Deep dive into Solar Finance by Daryl Roberts at the SEIA conference

Jay OwenGreen Prosperity, Transforming Finance

“Ethical Markets highly recommend this article by our partner Daryl Roberts on how to accelerate solar financing!

Hazel Henderson, Editor“

Solar Energy Industry Association (SEIA) Tax Equity Conference Brief

I recently attended the Solar Energy Industry Association‘s (SEIA) Finance and Tax Seminar in New York. The subject matter in this event delved into issues related to tax equity finance.  Each panel session was moderated by a tax attorney or an accountant, and most of the content of the sessions consisted of technical tax law.

To place the discipline into context, one speaker noted that the tax equity renewables investing deal volume in 2018 was $2-3B for solar and $9B for wind, and the number of tax equity participants is roughly only 25-35 large corporations.  So unless there are changes to the tax code that would widen the range of entities that could benefit from tax equity investing, the pool of investors is not likely to broaden parabolically.  Total investments in the US for renewables in 2018 was estimated by Bloomberg New Energy Finance at $43B, and globally totaled $300B total for all clean energy investments, including equity raising by companies in smart grid, digital energy, energy storage and electric vehicle. Estimates from numerous NGO’s contend that the rate of investment needed to transition rapidly enough to bend the GHG temperature curves is more like $1-2Tr per year.   So the scale of tax equity investment, although substantial and growing, is estimated to be less than 20% of the build rate needed to deliver 80% renewable electricity per various transition targets proposed by various states, the Green New Deal, & others.

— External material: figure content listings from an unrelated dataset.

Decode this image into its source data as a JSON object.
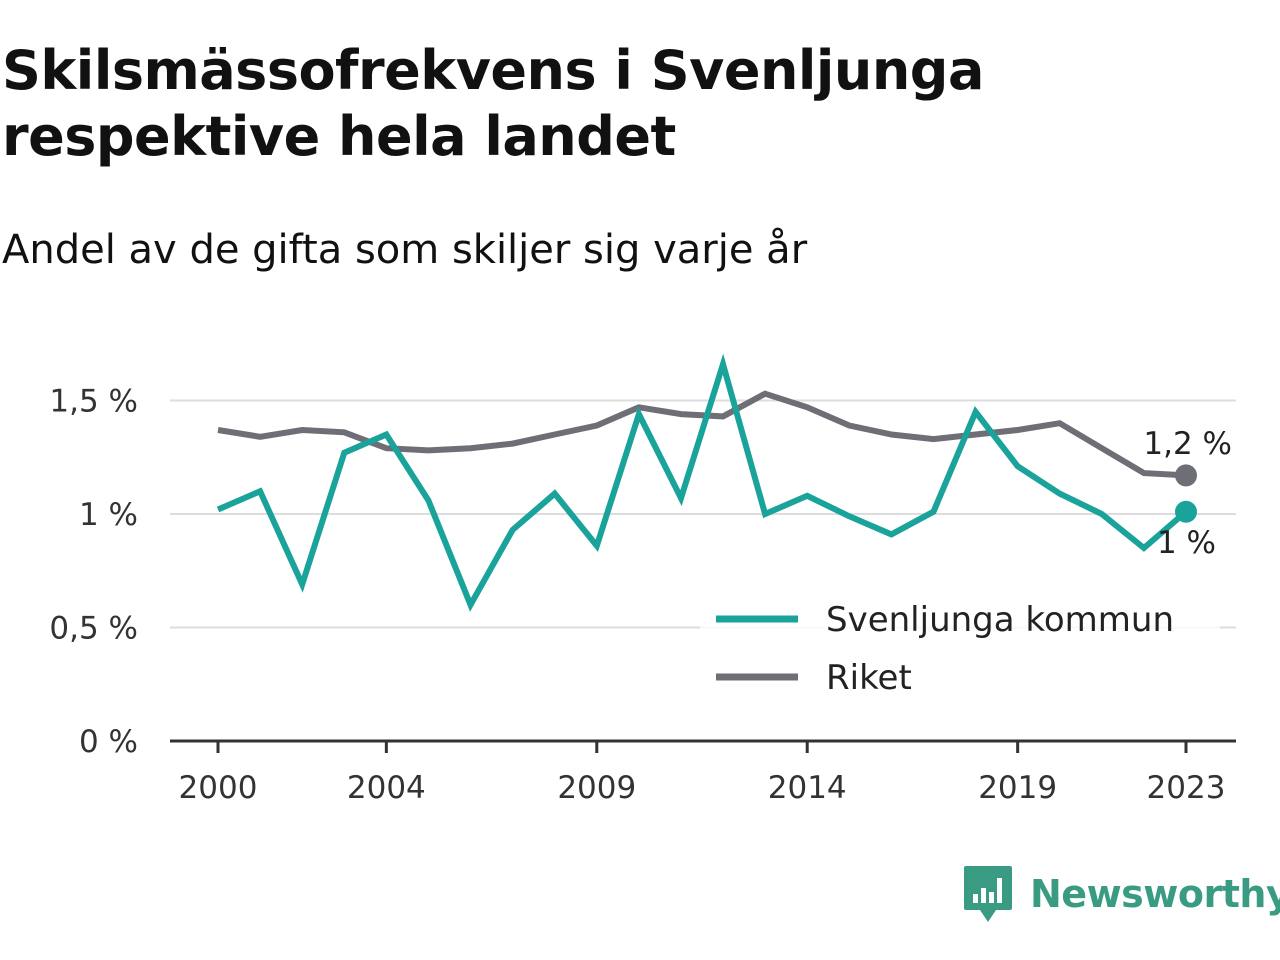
{
  "title": "Skilsmässofrekvens i Svenljunga respektive hela landet",
  "subtitle": "Andel av de gifta som skiljer sig varje år",
  "brand": {
    "name": "Newsworthy",
    "icon": "newsworthy-logo-icon",
    "color": "#3a9b83"
  },
  "chart_data": {
    "type": "line",
    "x": [
      2000,
      2001,
      2002,
      2003,
      2004,
      2005,
      2006,
      2007,
      2008,
      2009,
      2010,
      2011,
      2012,
      2013,
      2014,
      2015,
      2016,
      2017,
      2018,
      2019,
      2020,
      2021,
      2022,
      2023
    ],
    "x_ticks": [
      2000,
      2004,
      2009,
      2014,
      2019,
      2023
    ],
    "x_tick_labels": [
      "2000",
      "2004",
      "2009",
      "2014",
      "2019",
      "2023"
    ],
    "ylim": [
      0,
      1.7
    ],
    "y_ticks": [
      0,
      0.5,
      1,
      1.5
    ],
    "y_tick_labels": [
      "0 %",
      "0,5 %",
      "1 %",
      "1,5 %"
    ],
    "grid": true,
    "legend_position": "bottom-right",
    "series": [
      {
        "name": "Svenljunga kommun",
        "color": "#1aa39a",
        "values": [
          1.02,
          1.1,
          0.69,
          1.27,
          1.35,
          1.06,
          0.6,
          0.93,
          1.09,
          0.86,
          1.44,
          1.07,
          1.66,
          1.0,
          1.08,
          0.99,
          0.91,
          1.01,
          1.45,
          1.21,
          1.09,
          1.0,
          0.85,
          1.01
        ],
        "end_label": "1 %"
      },
      {
        "name": "Riket",
        "color": "#6e6e76",
        "values": [
          1.37,
          1.34,
          1.37,
          1.36,
          1.29,
          1.28,
          1.29,
          1.31,
          1.35,
          1.39,
          1.47,
          1.44,
          1.43,
          1.53,
          1.47,
          1.39,
          1.35,
          1.33,
          1.35,
          1.37,
          1.4,
          1.29,
          1.18,
          1.17
        ],
        "end_label": "1,2 %"
      }
    ]
  }
}
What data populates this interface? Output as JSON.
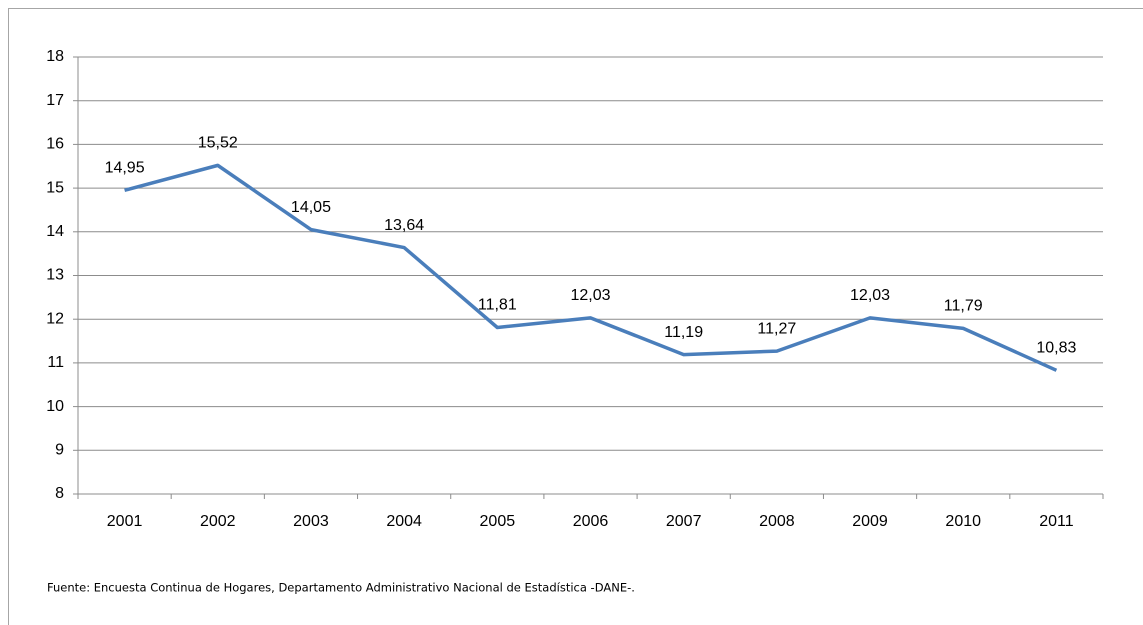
{
  "chart_data": {
    "type": "line",
    "categories": [
      "2001",
      "2002",
      "2003",
      "2004",
      "2005",
      "2006",
      "2007",
      "2008",
      "2009",
      "2010",
      "2011"
    ],
    "series": [
      {
        "color": "#4a7ebb",
        "values": [
          14.95,
          15.52,
          14.05,
          13.64,
          11.81,
          12.03,
          11.19,
          11.27,
          12.03,
          11.79,
          10.83
        ],
        "value_labels": [
          "14,95",
          "15,52",
          "14,05",
          "13,64",
          "11,81",
          "12,03",
          "11,19",
          "11,27",
          "12,03",
          "11,79",
          "10,83"
        ]
      }
    ],
    "ylim": [
      8,
      18
    ],
    "yticks": [
      8,
      9,
      10,
      11,
      12,
      13,
      14,
      15,
      16,
      17,
      18
    ],
    "grid": true,
    "source": "Fuente: Encuesta Continua de Hogares, Departamento Administrativo Nacional de Estadística -DANE-."
  }
}
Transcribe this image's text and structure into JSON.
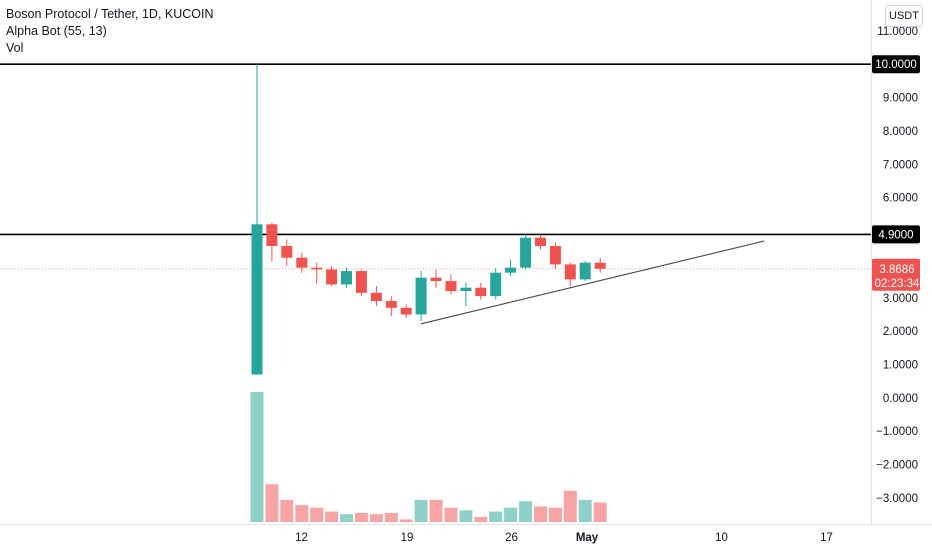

The keynote session was moderated by a principal from Novogradac, an accounting firm with a large renewables practice, who prefaced with a very brief overview of the mechanics of the 3 primary partnership structures commonly used in the industry:  the partnership “Flip” structure, Sale Leasebacks  & Inverted Leases.   A second session titled “Solar Finance 101” led by an attorney from Norton, Rose, Fulbright was provided specifically to elaborate on the structures.

In a Partnership Flip the General Partner (Sponsor/developer) starts by holding 1% of equity, and the Tax Equity Investor (TEI) is the Limited Partner holding 99%.  A flip in the ratio to GP 95% / LP 5% is triggered either by reaching a target yield (usually 5-7 yrs), or a date certain (6-8 years).  The target ROI for the TEI in a yield-based version is in the range of 6.5%, earned from Investment Tax Credits against prior losses & development costs, and some portion of operating cash flow.   The fixed-term version requires different terms for the investors to achieve the desired yield, and usually extends 6-8 years.  The fixed flip leaves as much cash as possible for the sponsor, and pays the TEI’s cash as a 2% preferred distribution.

In the 101 session, the main challenge was identified as:  how to get a step up in tax basis so that benefits are calculated on Fair Market Value rather than on Cost or DCF (discounted cash flow).  She cited 3 court cases that will be adjudicating:   a) the allowable standard for this valuation,  b) whether developer fees should be limited to 12-18%, and c) whether use of DCF with a low discount rate that artificially raises value should be disallowed as a disguised sale.  The test imposed by the IRS would disallow the ITC claim if the DCF is the same after the end of the PPA term, DCF should be different in the merchant period, usually expected to be 7.5% to compensate for the variability risks of merchant pricing.

“Absorption” was the other key element discussed throughout the conference, and is one of the more complex aspects of partnership taxation.   The Capital Account for each partner documents what each has contributed and is allowed to take out in tax benefits, and cannot drop below zero.   “Tax efficiency” characterizes whether the tax benefits can be fully taken by either party, or remain partially unclaimed.   If the TEI capital account is at risk for drawing down too much, such that the tax benefits would re-allocate back to the sponsor who also could not use them, then the remedy is often a Deficit Restoration Obligation (DRO), in which the sponsor indemnifies the TEI.